By Janet McGovern
More than 30 years ago, Henry E. Bender, Jr. began researching the history of Southern Pacific depots, buildings integral to the development of hundreds of communities across California, including along the San Francisco Peninsula.
Recently released by Signature Press, Bender’s book Southern Pacific Lines Standard-Design Depots is packed with photographs, architectural drawings and text telling the story of depots that were often the centers of town.
Using a set of 26 different standard designs, Southern Pacific planted depots throughout the state and the West — from one-story, no-frills structures to two-story depots with a home upstairs for the station agent and his family.
“What I wanted to accomplish was to document the subject fairly thoroughly,” the San Jose resident explained. “There had been some books published that were basically picture books with some limited description but these books didn’t go into details like what the depot dimensions were, when they were abandoned and so on.”
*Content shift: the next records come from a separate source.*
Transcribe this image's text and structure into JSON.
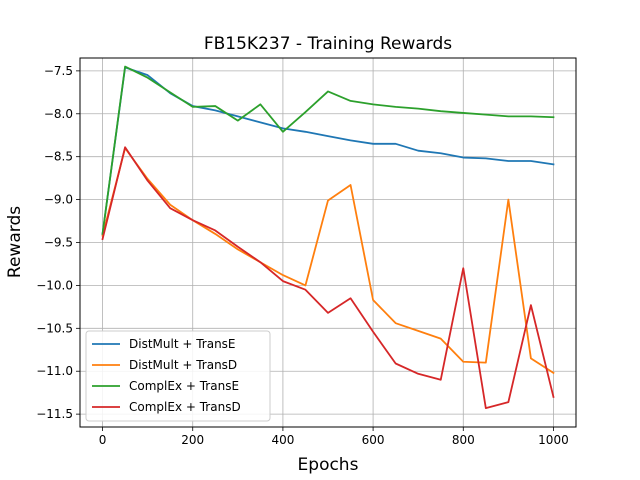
{
  "chart_data": {
    "type": "line",
    "title": "FB15K237 - Training Rewards",
    "xlabel": "Epochs",
    "ylabel": "Rewards",
    "xlim": [
      -50,
      1050
    ],
    "ylim": [
      -11.65,
      -7.35
    ],
    "xticks": [
      0,
      200,
      400,
      600,
      800,
      1000
    ],
    "yticks": [
      -7.5,
      -8.0,
      -8.5,
      -9.0,
      -9.5,
      -10.0,
      -10.5,
      -11.0,
      -11.5
    ],
    "xtick_labels": [
      "0",
      "200",
      "400",
      "600",
      "800",
      "1000"
    ],
    "ytick_labels": [
      "−7.5",
      "−8.0",
      "−8.5",
      "−9.0",
      "−9.5",
      "−10.0",
      "−10.5",
      "−11.0",
      "−11.5"
    ],
    "grid": true,
    "legend_position": "lower-left",
    "x": [
      0,
      50,
      100,
      150,
      200,
      250,
      300,
      350,
      400,
      450,
      500,
      550,
      600,
      650,
      700,
      750,
      800,
      850,
      900,
      950,
      1000
    ],
    "series": [
      {
        "name": "DistMult + TransE",
        "color": "#1f77b4",
        "values": [
          -9.4,
          -7.46,
          -7.55,
          -7.76,
          -7.91,
          -7.96,
          -8.03,
          -8.1,
          -8.17,
          -8.21,
          -8.26,
          -8.31,
          -8.35,
          -8.35,
          -8.43,
          -8.46,
          -8.51,
          -8.52,
          -8.55,
          -8.55,
          -8.59
        ]
      },
      {
        "name": "DistMult + TransD",
        "color": "#ff7f0e",
        "values": [
          -9.42,
          -8.4,
          -8.76,
          -9.06,
          -9.24,
          -9.4,
          -9.58,
          -9.73,
          -9.88,
          -10.0,
          -9.01,
          -8.83,
          -10.17,
          -10.44,
          -10.53,
          -10.62,
          -10.89,
          -10.9,
          -9.0,
          -10.85,
          -11.02
        ]
      },
      {
        "name": "ComplEx + TransE",
        "color": "#2ca02c",
        "values": [
          -9.4,
          -7.45,
          -7.58,
          -7.75,
          -7.92,
          -7.91,
          -8.08,
          -7.89,
          -8.21,
          -7.98,
          -7.74,
          -7.85,
          -7.89,
          -7.92,
          -7.94,
          -7.97,
          -7.99,
          -8.01,
          -8.03,
          -8.03,
          -8.04
        ]
      },
      {
        "name": "ComplEx + TransD",
        "color": "#d62728",
        "values": [
          -9.46,
          -8.39,
          -8.78,
          -9.1,
          -9.24,
          -9.36,
          -9.55,
          -9.73,
          -9.95,
          -10.05,
          -10.32,
          -10.15,
          -10.54,
          -10.91,
          -11.03,
          -11.1,
          -9.8,
          -11.43,
          -11.36,
          -10.23,
          -11.3
        ]
      }
    ]
  }
}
Bender has maintained an interest in railroads through a career spent as a mechanical engineer, a corporate librarian and a technical writer. Looking in 1981 for a railroad book niche that hadn’t been tapped out, he focused on depots. Bender’s relentless quest for accurate documentation sent him searching libraries, old newspapers and magazines and interviewing former SP employees, all the while fact-checking with a network of fellow railroad enthusiasts.
A Mother Lode of information came from the research Bender was allowed to do in the SP department that kept track of the value of virtually everything the railroad owned. That’s how he was able to accurately document changes, such as the installation of a toilet structure, a depot fire or the date when a freight house had been “retired.”
Although 80 to 90 percent of the original SP depots are gone, some replaced by newer ones, the book documents what they were like and what happened to them. The first Colonnade-style depot was Palo Alto’s (1896) but it was replaced in 1941. Millbrae boasts the only existing two-story depot with that architectural style, with columns.
After so many years of research, Bender says it is a great feeling to receive feedback. And his next book?
What else? “Some people have suggested the non-standard-design depots, of which there are a lot,” Bender said. “I think that would be a good addition.”